Con lo stesso valore di " effetto ", ricorre in Pd II 70, dove però è riferito non già alle attitudini dell'animo umano ma alle virtù attive, diversamente operanti a plasmare la materia terrestre, che le stelle fisse possiedono. Come Beatrice dimostra a D., virtù diverse esser convegnon frutti / di principi formali distinti. Il passo è ben chiarito da Quaestio 70 licet caelum stellatum habeat unitatem in substantia, habet tamen multiplicitatem in virtute; propter quod oportuit habere diversitatem illam in partibus quam videmus, ut per organa diversa virtutes diversas influeret.
Ancor più genericamente vale " profitto ", " utile ", " vantaggio ": Dio ti lasci, lettor, prender frutto / di tua lezione (If XX 19); e così pure in Cv IV VI 10, XXVII 8, Pg XVII 90; nella locuzione avverbiale sanza frutto, " inutilmente ", in Pg III 40.

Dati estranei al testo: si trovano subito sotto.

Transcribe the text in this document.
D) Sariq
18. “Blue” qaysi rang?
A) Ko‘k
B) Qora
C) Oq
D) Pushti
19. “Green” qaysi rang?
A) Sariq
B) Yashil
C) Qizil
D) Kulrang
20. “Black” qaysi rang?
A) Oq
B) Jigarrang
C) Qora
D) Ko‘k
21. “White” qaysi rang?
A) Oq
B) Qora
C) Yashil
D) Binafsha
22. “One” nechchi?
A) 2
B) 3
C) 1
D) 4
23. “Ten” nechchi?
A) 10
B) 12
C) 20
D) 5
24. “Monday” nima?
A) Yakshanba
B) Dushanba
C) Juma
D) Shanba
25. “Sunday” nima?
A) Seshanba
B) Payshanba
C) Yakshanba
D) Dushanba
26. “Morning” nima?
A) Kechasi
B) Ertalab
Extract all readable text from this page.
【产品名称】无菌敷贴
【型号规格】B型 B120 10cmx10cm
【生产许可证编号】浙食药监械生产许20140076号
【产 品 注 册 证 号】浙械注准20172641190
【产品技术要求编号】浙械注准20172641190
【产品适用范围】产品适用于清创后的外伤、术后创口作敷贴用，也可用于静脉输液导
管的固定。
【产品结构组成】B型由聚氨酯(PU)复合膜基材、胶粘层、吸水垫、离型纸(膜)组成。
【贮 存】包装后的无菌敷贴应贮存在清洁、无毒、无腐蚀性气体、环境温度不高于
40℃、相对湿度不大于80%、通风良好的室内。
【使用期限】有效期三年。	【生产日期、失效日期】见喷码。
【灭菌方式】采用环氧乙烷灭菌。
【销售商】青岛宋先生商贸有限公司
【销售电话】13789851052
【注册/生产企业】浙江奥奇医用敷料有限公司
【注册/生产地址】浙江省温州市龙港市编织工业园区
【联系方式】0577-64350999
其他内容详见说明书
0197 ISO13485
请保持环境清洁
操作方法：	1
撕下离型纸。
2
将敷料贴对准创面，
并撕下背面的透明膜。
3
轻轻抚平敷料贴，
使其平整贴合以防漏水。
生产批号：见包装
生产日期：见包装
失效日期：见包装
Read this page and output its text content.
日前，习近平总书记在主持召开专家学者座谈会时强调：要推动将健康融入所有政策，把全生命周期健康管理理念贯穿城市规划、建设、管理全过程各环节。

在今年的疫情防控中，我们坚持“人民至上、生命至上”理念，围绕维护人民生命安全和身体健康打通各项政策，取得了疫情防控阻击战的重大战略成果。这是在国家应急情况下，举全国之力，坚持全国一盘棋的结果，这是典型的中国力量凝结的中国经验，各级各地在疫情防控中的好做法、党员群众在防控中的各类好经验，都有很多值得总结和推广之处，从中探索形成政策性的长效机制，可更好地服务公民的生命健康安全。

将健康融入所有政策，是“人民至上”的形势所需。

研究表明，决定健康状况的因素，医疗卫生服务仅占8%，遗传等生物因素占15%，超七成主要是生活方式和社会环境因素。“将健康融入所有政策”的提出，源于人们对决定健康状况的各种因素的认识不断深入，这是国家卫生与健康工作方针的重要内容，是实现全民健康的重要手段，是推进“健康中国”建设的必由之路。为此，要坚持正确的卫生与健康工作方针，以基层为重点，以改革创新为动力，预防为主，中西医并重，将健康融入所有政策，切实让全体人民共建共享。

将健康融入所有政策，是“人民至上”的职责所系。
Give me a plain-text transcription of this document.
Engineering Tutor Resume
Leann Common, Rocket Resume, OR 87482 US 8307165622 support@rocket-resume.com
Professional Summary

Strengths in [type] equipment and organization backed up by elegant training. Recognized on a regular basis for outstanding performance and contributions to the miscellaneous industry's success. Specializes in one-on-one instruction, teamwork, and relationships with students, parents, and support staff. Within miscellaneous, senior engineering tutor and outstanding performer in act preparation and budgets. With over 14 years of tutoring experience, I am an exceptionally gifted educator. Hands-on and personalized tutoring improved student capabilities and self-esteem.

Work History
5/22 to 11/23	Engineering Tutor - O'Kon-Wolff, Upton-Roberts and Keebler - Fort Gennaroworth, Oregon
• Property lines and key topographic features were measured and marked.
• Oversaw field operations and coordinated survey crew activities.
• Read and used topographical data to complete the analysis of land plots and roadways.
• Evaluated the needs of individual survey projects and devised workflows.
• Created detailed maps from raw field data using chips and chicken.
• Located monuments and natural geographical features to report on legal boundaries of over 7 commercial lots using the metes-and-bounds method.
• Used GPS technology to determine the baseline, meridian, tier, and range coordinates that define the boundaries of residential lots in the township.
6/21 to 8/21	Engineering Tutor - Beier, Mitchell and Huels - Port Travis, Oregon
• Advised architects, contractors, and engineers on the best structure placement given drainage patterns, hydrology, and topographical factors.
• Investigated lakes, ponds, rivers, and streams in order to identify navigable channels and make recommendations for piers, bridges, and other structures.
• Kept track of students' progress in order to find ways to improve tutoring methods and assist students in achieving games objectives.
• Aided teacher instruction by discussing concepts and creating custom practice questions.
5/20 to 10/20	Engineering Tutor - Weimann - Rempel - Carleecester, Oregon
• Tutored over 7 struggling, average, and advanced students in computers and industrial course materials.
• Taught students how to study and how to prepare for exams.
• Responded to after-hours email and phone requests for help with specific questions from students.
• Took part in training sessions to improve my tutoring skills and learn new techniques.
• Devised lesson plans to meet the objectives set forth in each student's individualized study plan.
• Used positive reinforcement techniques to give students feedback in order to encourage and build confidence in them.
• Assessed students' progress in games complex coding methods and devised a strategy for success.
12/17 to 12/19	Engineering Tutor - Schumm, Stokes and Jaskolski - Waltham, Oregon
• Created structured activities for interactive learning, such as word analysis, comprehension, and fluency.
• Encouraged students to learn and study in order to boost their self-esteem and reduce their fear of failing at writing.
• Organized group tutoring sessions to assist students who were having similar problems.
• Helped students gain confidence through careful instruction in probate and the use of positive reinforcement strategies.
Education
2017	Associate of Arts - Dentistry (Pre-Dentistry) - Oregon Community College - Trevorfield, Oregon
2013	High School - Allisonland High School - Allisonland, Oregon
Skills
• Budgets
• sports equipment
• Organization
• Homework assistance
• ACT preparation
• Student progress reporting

Con l'ulteriore accezione di " premio ", in Pg XVII 135: Dio è d'ogne ben frutto e radice, principio primo e ricompensa di ogni bene; il passo non presenta alcuna difficoltà interpretativa. Molto discusso e controverso è invece il senso di Pd XXIII 20 e Bëatrice disse: " Ecco le schiere / del trïunfo di Cristo e tutto 'l frutto / ricolto del girar di queste spere! La maggior parte dei commentatori moderni (Scartazzini-Vandelli, Casini-Barbi, Mattalia, Sapegno) si attengono alla spiegazione già datane dal Buti, Benvenuto, Landino e Vellutello, chiaramente deducibile dal commento di quest'ultimo: " ecco le moltitudini di quei beati, che da Cristo col suo sangue furon ricomperati, e con la sua morte vinse la morte loro e trionfò del suo nemico. Et ecco ricolto tutto il buon guadagno (frutto) de le influentie, che questi cieli ne moti loro hanno infuso sopra questi beati, perché mediante esse buone influentie, sono venuti a questa gloria del Paradiso ". È questa la sola spiegazione persuasiva e meglio di ogni altra rispondente al pensiero di D. perché identifica i due fattori positivi e condizionanti della salvezza nel trïunfo di Cristo, cioè nella redenzione, e nel girar di queste spere, ovverosia nelle buone doti naturali dovute alle influenze benefiche dei cieli. Può ben dirsi quindi con il Buti che i beati sono " premio e guadagno che hanno fatto li cieli col suo girare e mandare influenzie giuso nel mondo ", in piena coerenza con la dottrina esposta in Pg XVI 73-81.
Non è invece accettabile l'interpretazione del Venturi (e poi Tommaseo): " Dal ‛ girare ' che han fatto questi ‛ cieli ' ", né quella del Torelli (presso Lombardi): ecco tutta la milizia celeste raccolta, per seguire il trionfo di Cristo, da tutte le sfere, ove era sparsa. Il Porena, poi ripreso dal Chimenz, spiega: " ecco le schiere dei beati che portano Cristo in trionfo, ed ecco raccolti qui tutti coloro che hanno subito in vita gli influssi di questo ottavo cielo ". Anche questo modo di chiarire il testo è però poco convincente, perché, com'è stato obbiettato dal Sapegno, esso " sembra obbedire ad una preoccupazione, meramente intellettualistica, di equilibrio strutturale ".